The rules have changed
Changes in visa requirements precipitated the call for elimination of the Qualifying Examination. With the wave of immigration in the mid-1960s, nurses were permitted to enter the U.S. on tourist visas even without prearranged employment or as part of an exchange visitor-nursing program.
In the ’70s, nurses seeking employment in the U.S. (applying for occupational visas) took the CGFNS Qualifying Examination. This is part of the CGFNS Certification Program created to more accurately forecast whether foreign-educated nurses were likely to meet the requirements for licensure of registered nurses in the U.S.
“Taking the qualifying examination meant nurses were taking two exams for the nursing license the preparatory exam in their home country and the NCLEX-RN in the U.S.,” says Remedios Alvarez Solarte, RN, NP, MSN, chair of PNAM’s CGFNS Task Force.
Currently, foreign-educated nurses enter the U.S. with immigrant visas. They can take the NCLEX-RN examination at one of the 15 International Testing sites, such as in the Philippines, or in the U.S. state where they plan to work.
The initiative for the removal of the qualifying examination in Michigan, spearheaded by PNAM, began in 2005 and spanned 21 months. Solarte credits the support of the Coalition of Michigan Organizations of Nursing, the Department of Community Health, and the Michigan Board of Nursing.
Jeanette Klemczak, RN, MSN, chief nurse executive of the Michigan Department of Community Health in Lansing, says the elimination of the qualifying exam fits within the larger strategic plan for addressing nursing needs in Michigan. “Any and all ways that we can improve the ability of nurses who want to come to Michigan to provide nursing care is part of our agenda,” she says.
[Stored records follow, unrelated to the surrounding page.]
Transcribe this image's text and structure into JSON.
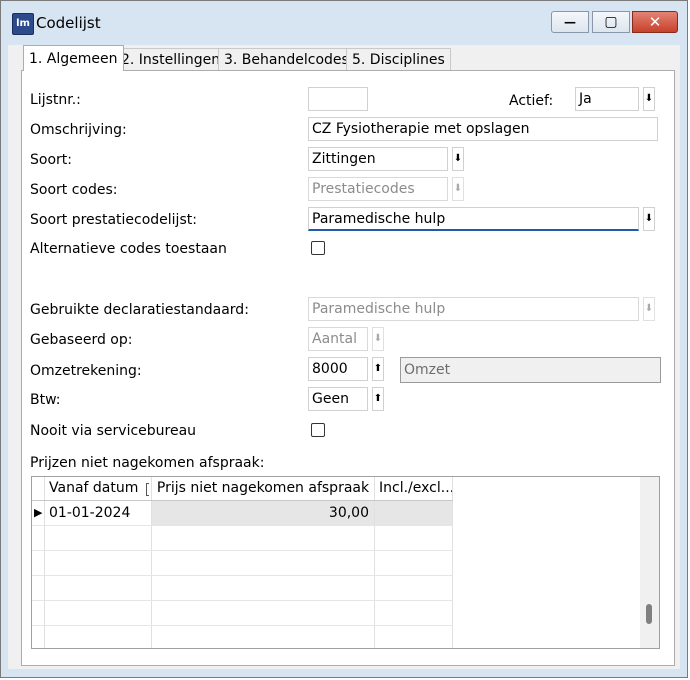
{
  "window": {
    "title": "Codelijst",
    "icon_text": "lm",
    "minimize_symbol": "—",
    "maximize_symbol": "▢",
    "close_symbol": "✕"
  },
  "tabs": [
    {
      "label": "1. Algemeen",
      "active": true
    },
    {
      "label": "2. Instellingen",
      "active": false
    },
    {
      "label": "3. Behandelcodes",
      "active": false
    },
    {
      "label": "5. Disciplines",
      "active": false
    }
  ],
  "form": {
    "lijstnr": {
      "label": "Lijstnr.:",
      "value": ""
    },
    "actief": {
      "label": "Actief:",
      "value": "Ja"
    },
    "omschrijving": {
      "label": "Omschrijving:",
      "value": "CZ Fysiotherapie met opslagen"
    },
    "soort": {
      "label": "Soort:",
      "value": "Zittingen"
    },
    "soort_codes": {
      "label": "Soort codes:",
      "value": "Prestatiecodes"
    },
    "soort_prestatiecodelijst": {
      "label": "Soort prestatiecodelijst:",
      "value": "Paramedische hulp"
    },
    "alternatieve_codes": {
      "label": "Alternatieve codes toestaan",
      "checked": false
    },
    "gebruikte_declaratiestandaard": {
      "label": "Gebruikte declaratiestandaard:",
      "value": "Paramedische hulp"
    },
    "gebaseerd_op": {
      "label": "Gebaseerd op:",
      "value": "Aantal"
    },
    "omzetrekening": {
      "label": "Omzetrekening:",
      "value": "8000",
      "description": "Omzet"
    },
    "btw": {
      "label": "Btw:",
      "value": "Geen"
    },
    "nooit_via_servicebureau": {
      "label": "Nooit via servicebureau",
      "checked": false
    },
    "prijzen_label": "Prijzen niet nagekomen afspraak:"
  },
  "grid": {
    "columns": [
      "Vanaf datum",
      "Prijs niet nagekomen afspraak",
      "Incl./excl..."
    ],
    "sort_icon": "↑",
    "row_marker": "▶",
    "rows": [
      {
        "vanaf_datum": "01-01-2024",
        "prijs": "30,00",
        "incl_excl": ""
      }
    ]
  },
  "colors": {
    "titlebar": "#d7e4f2",
    "close_button": "#c7412a",
    "focus_underline": "#1e5ba8",
    "selected_cell": "#e6e6e6"
  }
}
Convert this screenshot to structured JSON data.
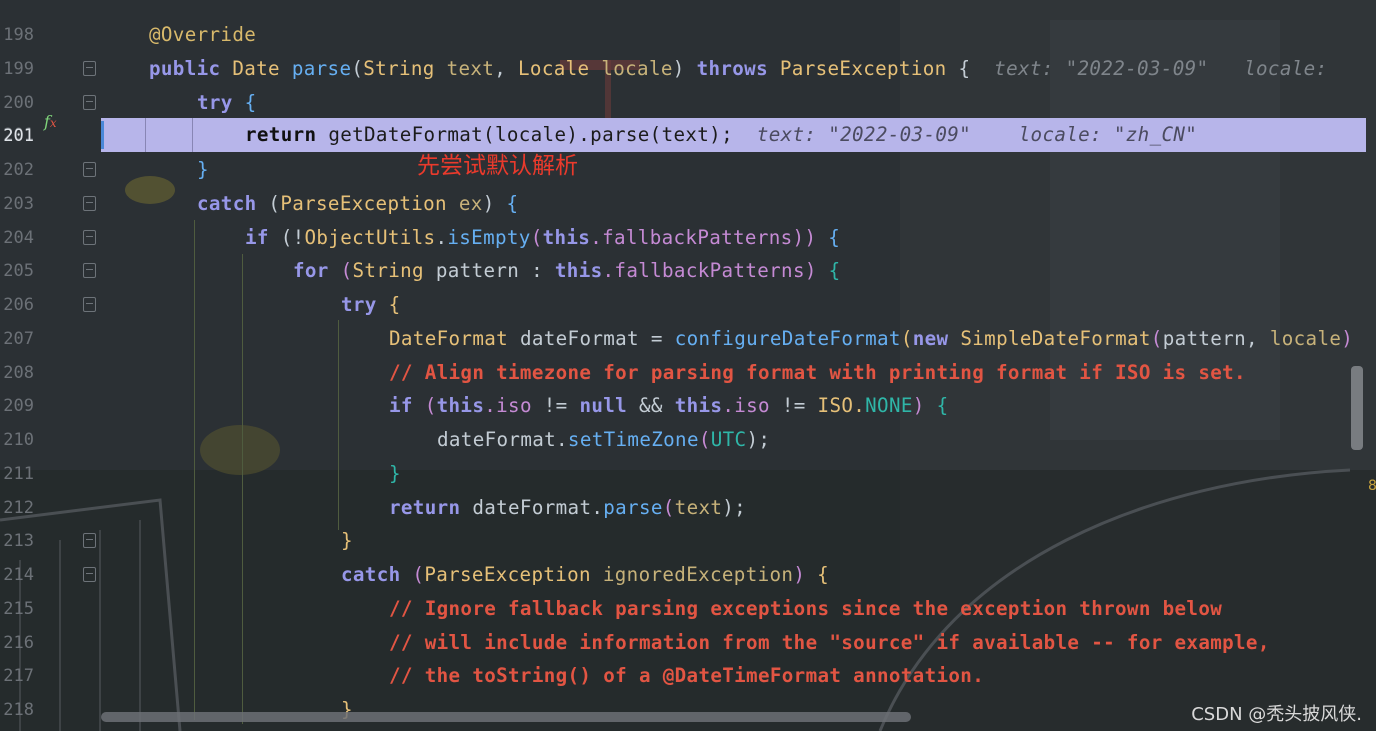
{
  "line_numbers": [
    "198",
    "199",
    "200",
    "201",
    "202",
    "203",
    "204",
    "205",
    "206",
    "207",
    "208",
    "209",
    "210",
    "211",
    "212",
    "213",
    "214",
    "215",
    "216",
    "217",
    "218"
  ],
  "code_lines": {
    "l198": {
      "annotation": "@Override"
    },
    "l199": {
      "public": "public",
      "date": "Date",
      "parse": "parse",
      "open": "(",
      "string": "String",
      "text_param": "text",
      "comma": ",",
      "locale_cls": "Locale",
      "locale_param": "locale",
      "close": ")",
      "throws": "throws",
      "exception": "ParseException",
      "brace": "{",
      "hint_text": "text: \"2022-03-09\"",
      "hint_locale": "locale:"
    },
    "l200": {
      "try": "try",
      "brace": "{"
    },
    "l201": {
      "return": "return",
      "rest": "getDateFormat(locale).parse(text);",
      "hint_text": "text: \"2022-03-09\"",
      "hint_locale": "locale: \"zh_CN\""
    },
    "l202": {
      "brace": "}"
    },
    "l203": {
      "catch": "catch",
      "open": "(",
      "exception": "ParseException",
      "ex": "ex",
      "close": ")",
      "brace": "{"
    },
    "l204": {
      "if": "if",
      "open": "(!",
      "utils": "ObjectUtils",
      "dot": ".",
      "isempty": "isEmpty",
      "paren": "(",
      "this": "this",
      "field": ".fallbackPatterns",
      "close": "))",
      "brace": "{"
    },
    "l205": {
      "for": "for",
      "open": "(",
      "string": "String",
      "pattern": "pattern",
      "colon": ":",
      "this": "this",
      "field": ".fallbackPatterns",
      "close": ")",
      "brace": "{"
    },
    "l206": {
      "try": "try",
      "brace": "{"
    },
    "l207": {
      "type": "DateFormat",
      "var": "dateFormat",
      "eq": "=",
      "fn": "configureDateFormat",
      "paren": "(",
      "new": "new",
      "cls": "SimpleDateFormat",
      "args_open": "(",
      "pattern": "pattern",
      "comma": ",",
      "locale": "locale",
      "end": ")"
    },
    "l208": {
      "comment": "// Align timezone for parsing format with printing format if ISO is set."
    },
    "l209": {
      "if": "if",
      "open": "(",
      "this1": "this",
      "iso1": ".iso",
      "ne": "!=",
      "null": "null",
      "and": "&&",
      "this2": "this",
      "iso2": ".iso",
      "ne2": "!=",
      "iso_cls": "ISO.",
      "none": "NONE",
      "close": ")",
      "brace": "{"
    },
    "l210": {
      "var": "dateFormat.",
      "fn": "setTimeZone",
      "open": "(",
      "utc": "UTC",
      "close": ");"
    },
    "l211": {
      "brace": "}"
    },
    "l212": {
      "return": "return",
      "var": "dateFormat.",
      "fn": "parse",
      "open": "(",
      "text": "text",
      "close": ");"
    },
    "l213": {
      "brace": "}"
    },
    "l214": {
      "catch": "catch",
      "open": "(",
      "exception": "ParseException",
      "var": "ignoredException",
      "close": ")",
      "brace": "{"
    },
    "l215": {
      "comment": "// Ignore fallback parsing exceptions since the exception thrown below"
    },
    "l216": {
      "comment": "// will include information from the \"source\" if available -- for example,"
    },
    "l217": {
      "comment": "// the toString() of a @DateTimeFormat annotation."
    },
    "l218": {
      "brace": "}"
    }
  },
  "annotation_note": "先尝试默认解析",
  "watermark": "CSDN @秃头披风侠.",
  "gutter_icon": "f",
  "gutter_icon_sub": "x",
  "colors": {
    "highlight": "#b7b5ea",
    "keyword": "#9797e8",
    "comment": "#e25543",
    "method": "#66aff2",
    "class": "#e6c078"
  }
}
Filipinos are the second-largest group of foreign- educated nurses working in Michigan. Canadians, the largest group, need to undergo only a credential review to qualify for work.
According to the Michigan Department of Labor and Economic Growth, the state’s demand for RNs by 2010 will exceed supply by 7,000 nurses, with a shortage of 18,000 by 2015. “Foreign-educated nurses fill a gap to help care for our patients,” says Linda Taft, RN, chair of the Michigan Board of Nursing.
Of the 59 states and territorial boards of nursing that comprise the National Council of State Boards of Nursing, 29 do not require the Qualifying Exam. New Jersey removed the exam in 2006 as a requirement to take the NCLEX.
Michigan requires the CGFNS Credentials Evaluation Service Full Education Course-by-Course Report for internationally educated RNs who have not been licensed in another U.S. jurisdiction for at least five years. Applicants who graduated from a nursing program that was taught in a language other than English also must take an English-language proficiency exam.